Paulino lanzó un silbido. León lo miró con curiosidad.

—¿Qué pasa? ¿Por qué silbas así?

—Porque siempre deseé estrechar la mano de esa mujer y nunca pude conseguirlo. —Lanzó una sonora carcajada—. A decir verdad, tampoco me lo propuse. —Se alzó de hombros—. Es una mujer a la que todos los hombres admiramos en silencio.

—Es muy hermosa —dijo—. Y muy sencilla.

—Lo parece.

—Lo es.

—Ya lo veremos.

—¿Ver? ¿Cuándo?

—Cuando la trates. Parece sencilla, pero no lo es.

León cambió de conversación.

—¿Qué tal la siega?

—Se da el trigo a toneladas. Este año pensamos vender unas cuantas. Pienso que con dos años como este, enriquecemos. —Lo miró con ternura—. Todo te lo debemos a ti.

—Déjate de eso. Me molesta que siempre estéis con lo mismo. ¿Para qué quiero yo el dinero si no me caso?

—Pero te casarás.
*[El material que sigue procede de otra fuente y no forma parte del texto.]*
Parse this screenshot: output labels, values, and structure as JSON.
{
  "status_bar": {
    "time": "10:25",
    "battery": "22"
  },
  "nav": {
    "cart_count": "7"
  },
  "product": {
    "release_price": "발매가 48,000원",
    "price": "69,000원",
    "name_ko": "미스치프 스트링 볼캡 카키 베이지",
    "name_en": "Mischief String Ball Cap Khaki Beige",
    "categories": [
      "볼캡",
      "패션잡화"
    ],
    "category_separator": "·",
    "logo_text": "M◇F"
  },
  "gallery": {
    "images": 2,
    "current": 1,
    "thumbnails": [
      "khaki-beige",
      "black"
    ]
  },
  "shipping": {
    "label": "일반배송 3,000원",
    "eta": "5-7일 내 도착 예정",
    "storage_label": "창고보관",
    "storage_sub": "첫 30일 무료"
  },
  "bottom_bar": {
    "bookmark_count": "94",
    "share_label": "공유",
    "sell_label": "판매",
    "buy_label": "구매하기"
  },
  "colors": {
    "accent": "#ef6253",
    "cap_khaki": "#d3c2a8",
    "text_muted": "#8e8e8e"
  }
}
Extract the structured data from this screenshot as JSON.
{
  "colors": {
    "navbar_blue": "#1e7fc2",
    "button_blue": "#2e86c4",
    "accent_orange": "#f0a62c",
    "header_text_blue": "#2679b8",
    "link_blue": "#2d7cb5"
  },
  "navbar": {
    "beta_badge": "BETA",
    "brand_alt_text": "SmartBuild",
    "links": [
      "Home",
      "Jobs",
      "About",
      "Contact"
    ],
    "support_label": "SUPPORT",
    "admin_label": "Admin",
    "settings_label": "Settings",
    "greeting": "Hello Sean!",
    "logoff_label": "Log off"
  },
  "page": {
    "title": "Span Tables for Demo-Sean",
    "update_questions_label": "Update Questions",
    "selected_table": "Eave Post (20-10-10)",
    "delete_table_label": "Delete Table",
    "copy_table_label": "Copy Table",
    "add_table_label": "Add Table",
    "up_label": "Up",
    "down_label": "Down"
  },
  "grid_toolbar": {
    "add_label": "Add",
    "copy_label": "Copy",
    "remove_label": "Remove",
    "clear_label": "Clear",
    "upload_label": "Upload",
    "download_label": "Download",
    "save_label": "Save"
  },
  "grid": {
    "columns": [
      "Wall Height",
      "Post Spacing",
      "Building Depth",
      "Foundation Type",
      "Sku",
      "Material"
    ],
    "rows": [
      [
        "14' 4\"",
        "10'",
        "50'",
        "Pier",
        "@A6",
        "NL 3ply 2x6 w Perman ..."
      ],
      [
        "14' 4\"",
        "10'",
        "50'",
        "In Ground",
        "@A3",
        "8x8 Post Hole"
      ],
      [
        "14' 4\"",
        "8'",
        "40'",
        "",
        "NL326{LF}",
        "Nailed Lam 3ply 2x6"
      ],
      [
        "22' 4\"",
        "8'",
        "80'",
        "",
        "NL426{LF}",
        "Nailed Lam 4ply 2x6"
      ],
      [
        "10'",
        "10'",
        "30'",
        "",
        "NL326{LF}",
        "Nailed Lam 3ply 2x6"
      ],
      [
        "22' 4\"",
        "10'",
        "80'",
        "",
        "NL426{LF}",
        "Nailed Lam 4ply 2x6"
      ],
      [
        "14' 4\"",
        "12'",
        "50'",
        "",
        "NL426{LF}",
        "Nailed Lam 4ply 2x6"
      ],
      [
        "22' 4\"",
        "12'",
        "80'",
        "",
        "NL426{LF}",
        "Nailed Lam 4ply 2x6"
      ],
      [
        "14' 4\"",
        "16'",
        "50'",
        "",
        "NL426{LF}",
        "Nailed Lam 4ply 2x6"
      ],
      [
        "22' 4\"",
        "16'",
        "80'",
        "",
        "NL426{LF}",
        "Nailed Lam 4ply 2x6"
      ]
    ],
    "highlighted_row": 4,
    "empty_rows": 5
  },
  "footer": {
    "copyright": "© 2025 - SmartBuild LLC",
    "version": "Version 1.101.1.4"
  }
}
Las mujeres españolas tienen mucho gancho para cazar a los hombres. Y lo curioso es que los hombres nunca nos arrepentimos de habernos dejado cazar —rio—. Tú también caerás y te sentirás satisfecho. Eso es el amor. Y tú, sin duda, amarás.

—¿Cuándo?

—Cuando te llegue la hora.

—Me pregunto qué ocurrirá dentro de unos años —susurró León con cierto acento soñador—. Es algo que me pregunto de vez en cuando. Y pasan los años y todo sigue igual. —Suspiró—. ¿Sabes que estas noches españolas me producen una inexplicable nostalgia?
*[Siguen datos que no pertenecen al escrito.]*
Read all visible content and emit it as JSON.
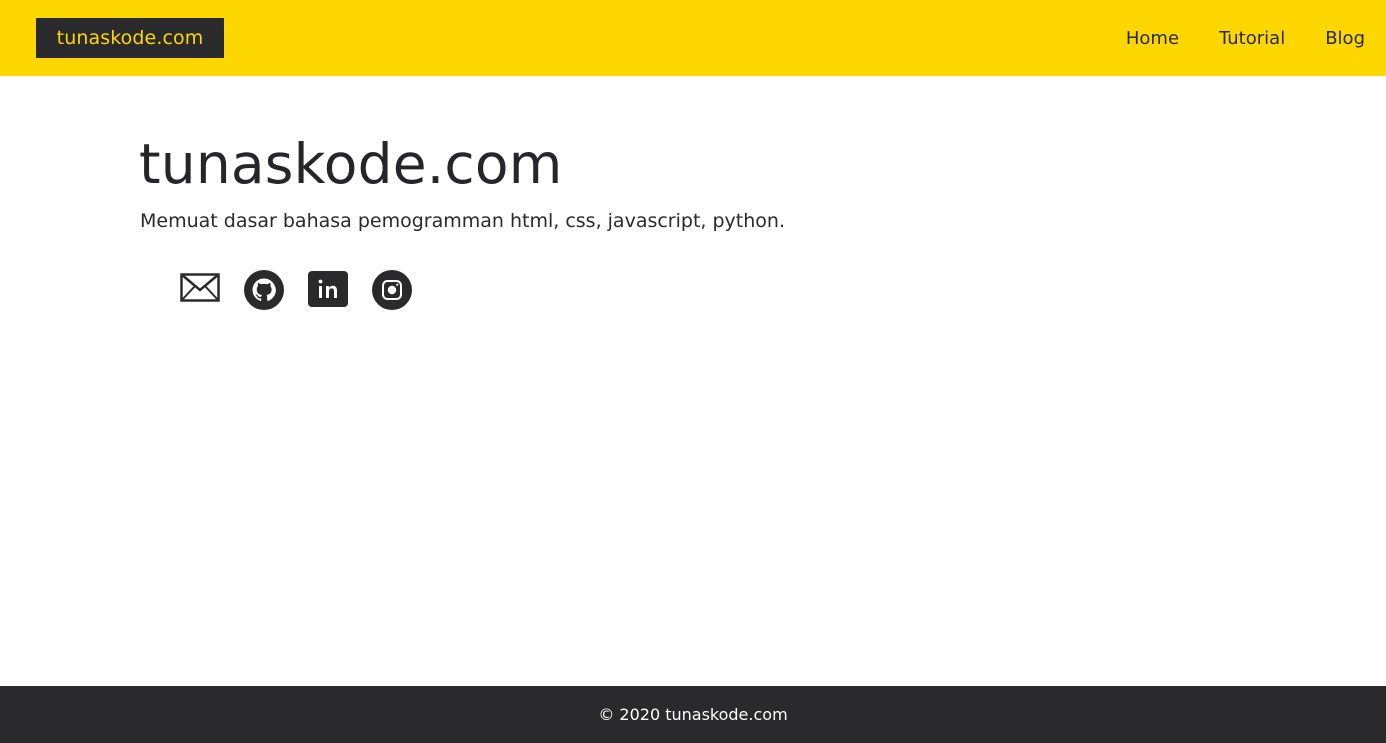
{
  "header": {
    "brand": "tunaskode.com",
    "nav": [
      {
        "label": "Home"
      },
      {
        "label": "Tutorial"
      },
      {
        "label": "Blog"
      }
    ]
  },
  "hero": {
    "title": "tunaskode.com",
    "subtitle": "Memuat dasar bahasa pemogramman html, css, javascript, python."
  },
  "social": [
    {
      "icon": "mail-icon"
    },
    {
      "icon": "github-icon"
    },
    {
      "icon": "linkedin-icon"
    },
    {
      "icon": "instagram-icon"
    }
  ],
  "footer": {
    "text": "© 2020 tunaskode.com"
  },
  "colors": {
    "header_bg": "#ffd700",
    "dark": "#2a2a2c",
    "page_bg": "#ffffff"
  }
}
—Es que ya no estabas habituados a ellas.

—A cenar —dijo Susana desde la ventana del comedor.

León se puso en pie y pasó un brazo por los hombros de su hermano.
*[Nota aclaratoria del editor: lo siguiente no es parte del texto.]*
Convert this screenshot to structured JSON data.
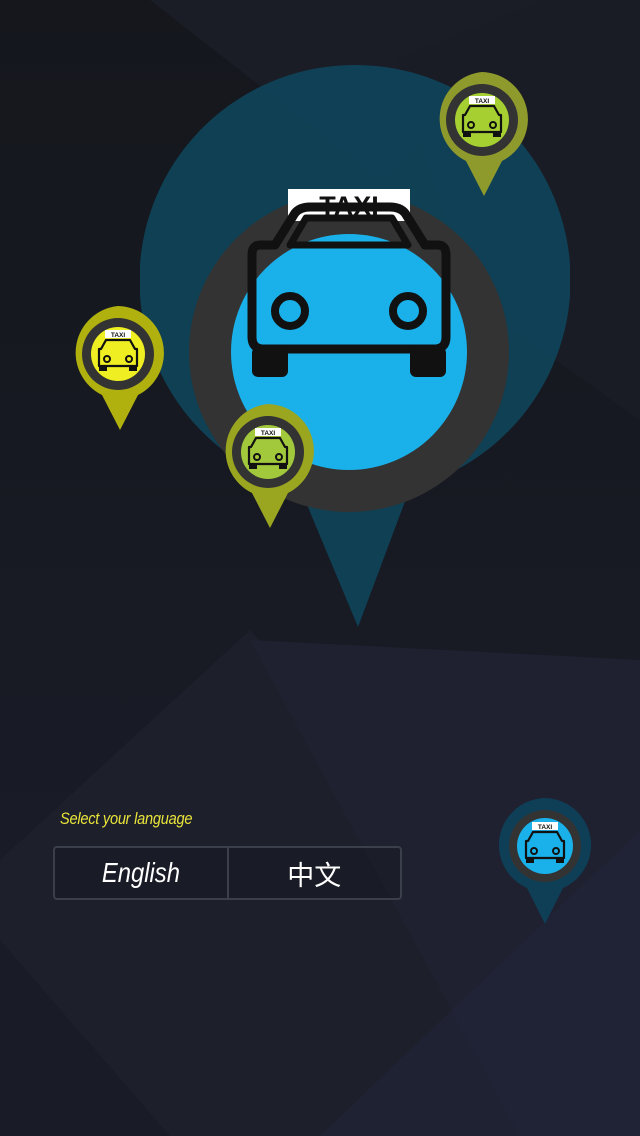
{
  "hero_pin": {
    "sign_text": "TAXI",
    "icon": "taxi-icon",
    "colors": {
      "halo": "#0f4257",
      "ring": "#333333",
      "disc": "#1ab1ea",
      "car": "#111111",
      "sign_bg": "#ffffff"
    }
  },
  "small_pins": [
    {
      "name": "pin-top-right",
      "sign_text": "TAXI",
      "halo": "#8f9a2c",
      "disc": "#a6cf32"
    },
    {
      "name": "pin-left",
      "sign_text": "TAXI",
      "halo": "#b0b10f",
      "disc": "#eeee22"
    },
    {
      "name": "pin-mid",
      "sign_text": "TAXI",
      "halo": "#9aa520",
      "disc": "#a2c83c"
    },
    {
      "name": "pin-bottom-right",
      "sign_text": "TAXI",
      "halo": "#0e3f57",
      "disc": "#1ab1ea"
    }
  ],
  "language": {
    "prompt": "Select your language",
    "options": [
      {
        "label": "English"
      },
      {
        "label": "中文"
      }
    ]
  },
  "colors": {
    "background": "#16181f",
    "prompt_text": "#e9e43a",
    "button_text": "#ffffff",
    "button_border": "#3b3f4b"
  }
}
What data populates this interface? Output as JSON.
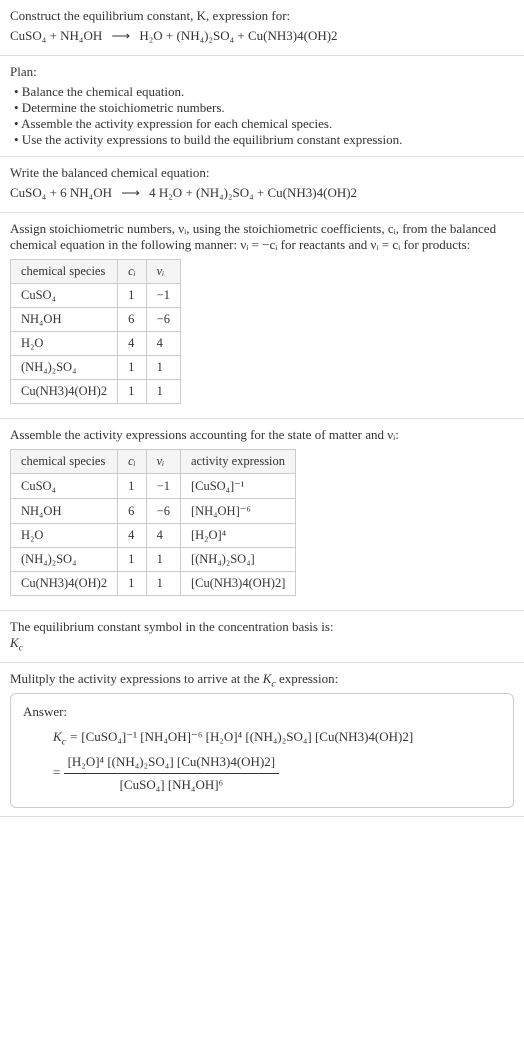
{
  "intro": {
    "line1": "Construct the equilibrium constant, K, expression for:",
    "equation_lhs": "CuSO₄ + NH₄OH",
    "equation_rhs": "H₂O + (NH₄)₂SO₄ + Cu(NH3)4(OH)2"
  },
  "plan": {
    "heading": "Plan:",
    "b1": "• Balance the chemical equation.",
    "b2": "• Determine the stoichiometric numbers.",
    "b3": "• Assemble the activity expression for each chemical species.",
    "b4": "• Use the activity expressions to build the equilibrium constant expression."
  },
  "balanced": {
    "heading": "Write the balanced chemical equation:",
    "lhs": "CuSO₄ + 6 NH₄OH",
    "rhs": "4 H₂O + (NH₄)₂SO₄ + Cu(NH3)4(OH)2"
  },
  "stoich": {
    "text1": "Assign stoichiometric numbers, νᵢ, using the stoichiometric coefficients, cᵢ, from the balanced chemical equation in the following manner: νᵢ = −cᵢ for reactants and νᵢ = cᵢ for products:",
    "h1": "chemical species",
    "h2": "cᵢ",
    "h3": "νᵢ",
    "r1c1": "CuSO₄",
    "r1c2": "1",
    "r1c3": "−1",
    "r2c1": "NH₄OH",
    "r2c2": "6",
    "r2c3": "−6",
    "r3c1": "H₂O",
    "r3c2": "4",
    "r3c3": "4",
    "r4c1": "(NH₄)₂SO₄",
    "r4c2": "1",
    "r4c3": "1",
    "r5c1": "Cu(NH3)4(OH)2",
    "r5c2": "1",
    "r5c3": "1"
  },
  "activity": {
    "text1": "Assemble the activity expressions accounting for the state of matter and νᵢ:",
    "h1": "chemical species",
    "h2": "cᵢ",
    "h3": "νᵢ",
    "h4": "activity expression",
    "r1c1": "CuSO₄",
    "r1c2": "1",
    "r1c3": "−1",
    "r1c4": "[CuSO₄]⁻¹",
    "r2c1": "NH₄OH",
    "r2c2": "6",
    "r2c3": "−6",
    "r2c4": "[NH₄OH]⁻⁶",
    "r3c1": "H₂O",
    "r3c2": "4",
    "r3c3": "4",
    "r3c4": "[H₂O]⁴",
    "r4c1": "(NH₄)₂SO₄",
    "r4c2": "1",
    "r4c3": "1",
    "r4c4": "[(NH₄)₂SO₄]",
    "r5c1": "Cu(NH3)4(OH)2",
    "r5c2": "1",
    "r5c3": "1",
    "r5c4": "[Cu(NH3)4(OH)2]"
  },
  "symbol": {
    "text1": "The equilibrium constant symbol in the concentration basis is:",
    "kc": "K_c"
  },
  "multiply": {
    "text1": "Mulitply the activity expressions to arrive at the K_c expression:"
  },
  "answer": {
    "label": "Answer:",
    "line1_lhs": "K_c =",
    "line1_rhs": "[CuSO₄]⁻¹ [NH₄OH]⁻⁶ [H₂O]⁴ [(NH₄)₂SO₄] [Cu(NH3)4(OH)2]",
    "eq": "=",
    "frac_num": "[H₂O]⁴ [(NH₄)₂SO₄] [Cu(NH3)4(OH)2]",
    "frac_den": "[CuSO₄] [NH₄OH]⁶"
  }
}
—Paulino —dijo bajo—, cuando oigo la voz de tu mujer, siento la necesidad de tener una esposa. Es absurdo, ¿verdad?

—¿Por sentir ese deseo?

—Por tener envidia de ti, de tu felicidad, de tu hogar.

—León, no seas majadero. Tú, que has tenido…

—Todo lo que se compra con dinero —dijo tristemente—. Pero solo eso. Un día, cuando salí de esta ciudad, creí que con tener dinero se tenía todo. No es así —suspiró—. Vamos, vamos a cenar.